Berechnungen für unterschiedlichste Verhaltensweisen
Den ersten Modellen für einen Seminarraum liegen folgende Annahmen zugrunde, die variiert werden können: Die Lehrperson ist Infektionsquelle und steht vorn, der Abstand zur ersten Bank beträgt 1,5 Meter, der Raum ist 80 Quadratmeter groß bei drei Metern Deckenhöhe, und die Personenanzahl ist festgelegt – 16 Personen ohne Mund-Nasen-Schutz befinden sich in dem Raum, jeweils mindestens im Abstand der geforderten 1,5 Meter.
Die Annahme über die Partikelanzahl der Aerosole (basierend auf aktueller Literatur): Weniger als 500 Partikel bergen ein niedriges Ansteckungsrisiko, ab mehr als 500 Partikeln ist das Ansteckungsrisiko hoch, das bedeutet, eine Infektion ist wahrscheinlich. Anhand dieser Faktoren können konkrete Viruskonzentrationen über eine bestimmte Zeit berechnet werden.
In der Simulation wurden 90 Minuten Aufenthalt zugrunde gelegt – die Dauer eines Seminars. In der Anwendung bedeutet das: Wenn bekannt ist, welche Viruskonzentration kritisch ist, können maximale Kontakt- bzw. Aufenthaltszeiten in Innenräumen verschiedener Art genau bestimmt werden.

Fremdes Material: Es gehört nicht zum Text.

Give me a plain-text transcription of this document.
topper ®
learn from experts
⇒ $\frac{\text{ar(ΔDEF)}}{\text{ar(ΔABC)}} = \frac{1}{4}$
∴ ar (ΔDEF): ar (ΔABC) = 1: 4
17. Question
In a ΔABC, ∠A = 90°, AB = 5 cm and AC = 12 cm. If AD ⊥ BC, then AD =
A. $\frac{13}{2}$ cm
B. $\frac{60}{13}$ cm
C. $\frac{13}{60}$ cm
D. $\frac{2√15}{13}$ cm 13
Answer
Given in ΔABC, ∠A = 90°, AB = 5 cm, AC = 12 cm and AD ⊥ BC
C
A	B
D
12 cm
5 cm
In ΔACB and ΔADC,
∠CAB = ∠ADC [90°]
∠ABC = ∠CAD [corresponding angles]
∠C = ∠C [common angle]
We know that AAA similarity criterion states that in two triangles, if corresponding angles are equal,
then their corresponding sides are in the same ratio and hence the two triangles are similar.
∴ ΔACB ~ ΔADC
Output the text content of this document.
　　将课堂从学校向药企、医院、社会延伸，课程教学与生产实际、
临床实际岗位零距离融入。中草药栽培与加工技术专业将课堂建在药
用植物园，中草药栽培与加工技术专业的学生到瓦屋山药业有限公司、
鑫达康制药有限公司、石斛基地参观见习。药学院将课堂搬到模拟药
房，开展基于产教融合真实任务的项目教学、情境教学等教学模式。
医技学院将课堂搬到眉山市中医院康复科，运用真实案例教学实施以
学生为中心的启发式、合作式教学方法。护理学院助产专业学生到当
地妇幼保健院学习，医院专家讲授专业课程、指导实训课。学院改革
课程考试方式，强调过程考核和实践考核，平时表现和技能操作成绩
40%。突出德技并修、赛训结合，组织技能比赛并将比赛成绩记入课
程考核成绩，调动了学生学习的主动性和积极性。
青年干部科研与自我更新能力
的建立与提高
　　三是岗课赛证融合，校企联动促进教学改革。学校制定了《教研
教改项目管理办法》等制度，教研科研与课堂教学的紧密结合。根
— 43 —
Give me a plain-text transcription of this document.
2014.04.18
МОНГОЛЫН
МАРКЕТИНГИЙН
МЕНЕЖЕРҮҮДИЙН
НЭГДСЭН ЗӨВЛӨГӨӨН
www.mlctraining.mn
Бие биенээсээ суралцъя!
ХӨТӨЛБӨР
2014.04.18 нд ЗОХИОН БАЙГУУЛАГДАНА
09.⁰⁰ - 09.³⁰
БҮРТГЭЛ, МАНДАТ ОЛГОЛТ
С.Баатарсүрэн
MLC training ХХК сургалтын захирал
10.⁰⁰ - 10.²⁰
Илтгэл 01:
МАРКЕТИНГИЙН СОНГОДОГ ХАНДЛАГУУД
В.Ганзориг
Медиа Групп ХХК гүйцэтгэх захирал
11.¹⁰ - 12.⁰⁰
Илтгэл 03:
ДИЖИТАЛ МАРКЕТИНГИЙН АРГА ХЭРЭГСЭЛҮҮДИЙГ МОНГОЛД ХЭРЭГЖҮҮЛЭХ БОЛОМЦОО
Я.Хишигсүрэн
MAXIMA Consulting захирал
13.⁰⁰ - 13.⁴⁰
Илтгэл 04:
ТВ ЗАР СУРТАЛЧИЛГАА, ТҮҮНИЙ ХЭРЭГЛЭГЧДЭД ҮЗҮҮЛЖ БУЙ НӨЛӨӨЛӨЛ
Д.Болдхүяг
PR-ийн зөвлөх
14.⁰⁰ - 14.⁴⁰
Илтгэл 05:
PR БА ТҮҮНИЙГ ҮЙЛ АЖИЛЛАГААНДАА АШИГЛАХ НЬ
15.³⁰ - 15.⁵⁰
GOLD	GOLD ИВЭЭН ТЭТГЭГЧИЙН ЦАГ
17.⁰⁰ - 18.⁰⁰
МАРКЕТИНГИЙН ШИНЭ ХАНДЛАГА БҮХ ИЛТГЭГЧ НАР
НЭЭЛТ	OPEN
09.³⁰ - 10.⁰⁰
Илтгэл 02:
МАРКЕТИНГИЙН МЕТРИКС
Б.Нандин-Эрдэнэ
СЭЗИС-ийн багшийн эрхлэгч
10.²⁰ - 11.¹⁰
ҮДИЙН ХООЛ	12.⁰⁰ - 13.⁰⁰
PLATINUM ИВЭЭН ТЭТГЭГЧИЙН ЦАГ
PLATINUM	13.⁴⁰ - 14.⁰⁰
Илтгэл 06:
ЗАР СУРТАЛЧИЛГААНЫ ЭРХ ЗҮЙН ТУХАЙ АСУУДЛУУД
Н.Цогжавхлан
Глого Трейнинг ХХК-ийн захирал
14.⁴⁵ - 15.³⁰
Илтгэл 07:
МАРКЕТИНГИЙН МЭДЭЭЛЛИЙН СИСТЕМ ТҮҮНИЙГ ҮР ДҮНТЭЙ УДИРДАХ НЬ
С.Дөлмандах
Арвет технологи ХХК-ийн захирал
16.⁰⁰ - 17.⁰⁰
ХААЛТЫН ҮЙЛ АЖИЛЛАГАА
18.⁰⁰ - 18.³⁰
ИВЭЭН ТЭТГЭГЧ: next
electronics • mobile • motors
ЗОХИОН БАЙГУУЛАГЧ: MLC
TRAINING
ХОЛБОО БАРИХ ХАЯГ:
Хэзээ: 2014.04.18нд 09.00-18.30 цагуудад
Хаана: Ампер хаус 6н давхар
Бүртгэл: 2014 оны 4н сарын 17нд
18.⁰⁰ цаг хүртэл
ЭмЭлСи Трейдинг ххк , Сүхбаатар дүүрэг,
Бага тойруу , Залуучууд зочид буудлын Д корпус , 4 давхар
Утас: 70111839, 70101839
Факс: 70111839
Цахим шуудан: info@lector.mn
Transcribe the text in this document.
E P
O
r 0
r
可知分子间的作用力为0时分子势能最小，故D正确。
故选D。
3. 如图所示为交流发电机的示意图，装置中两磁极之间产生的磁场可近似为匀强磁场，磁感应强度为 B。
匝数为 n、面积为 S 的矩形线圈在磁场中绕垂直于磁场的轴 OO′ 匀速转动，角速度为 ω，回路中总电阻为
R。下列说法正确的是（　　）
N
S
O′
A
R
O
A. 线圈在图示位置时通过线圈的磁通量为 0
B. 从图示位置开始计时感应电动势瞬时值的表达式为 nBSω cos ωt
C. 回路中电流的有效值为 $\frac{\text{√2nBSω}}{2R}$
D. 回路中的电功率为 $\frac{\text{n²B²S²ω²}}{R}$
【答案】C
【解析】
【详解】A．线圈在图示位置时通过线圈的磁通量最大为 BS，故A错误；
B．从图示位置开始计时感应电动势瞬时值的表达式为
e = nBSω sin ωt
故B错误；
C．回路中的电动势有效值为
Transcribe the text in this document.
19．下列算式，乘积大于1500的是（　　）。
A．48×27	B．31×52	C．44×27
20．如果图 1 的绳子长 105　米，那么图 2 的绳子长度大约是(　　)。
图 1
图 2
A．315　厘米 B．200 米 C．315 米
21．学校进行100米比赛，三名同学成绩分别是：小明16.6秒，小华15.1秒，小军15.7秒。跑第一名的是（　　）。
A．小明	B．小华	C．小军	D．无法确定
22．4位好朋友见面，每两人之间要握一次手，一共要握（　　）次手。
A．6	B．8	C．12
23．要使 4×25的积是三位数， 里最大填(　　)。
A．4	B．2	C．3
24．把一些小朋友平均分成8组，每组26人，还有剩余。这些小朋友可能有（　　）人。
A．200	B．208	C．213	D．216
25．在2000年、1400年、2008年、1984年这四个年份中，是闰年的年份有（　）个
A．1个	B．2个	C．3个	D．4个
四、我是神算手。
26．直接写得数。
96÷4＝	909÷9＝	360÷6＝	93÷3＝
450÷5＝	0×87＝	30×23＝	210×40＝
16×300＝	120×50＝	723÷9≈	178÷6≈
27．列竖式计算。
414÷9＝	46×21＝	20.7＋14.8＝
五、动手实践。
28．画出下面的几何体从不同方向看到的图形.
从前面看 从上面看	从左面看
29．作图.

Die Ergebnisse der HTWK-Simulation für den geschilderten und auf dieser Basis berechneten Fall: Wenn der Raum gelüftet wird und eine infizierte Lehrperson darin spricht, kann rund 40 Minuten unterrichtet werden, bevor erstmals eine hohe Ansteckungsgefahr für jemanden besteht.
Bei Belüftung, aber ohne Sprechen – z. B. in einer schriftlichen Prüfung – besteht erst nach rund 75 Minuten ein hohes Risiko.
Ohne Belüftung und mit Sprechen tritt das hohe Risiko für die erste Person bereits nach rund 30 Minuten ein, und ohne Lüftung und ohne Sprechen nach 50 Minuten.
Betrachtet man aber alle Personen im Raum, zeigt sich ohne Lüftung nach einer Stunde ein hohes Infektionsrisiko für alle, während mit Lüftung nach der gleichen Zeit nur sechs Personen betroffen sind (40 Prozent).
In der Prüfungssituation (Annahme: niemand spricht) besteht nach 90 Minuten ohne Lüftung für zwölf von 15 Studierenden zumindest eine hohe Infektionsgefahr, mit Lüftung nur für drei von 15.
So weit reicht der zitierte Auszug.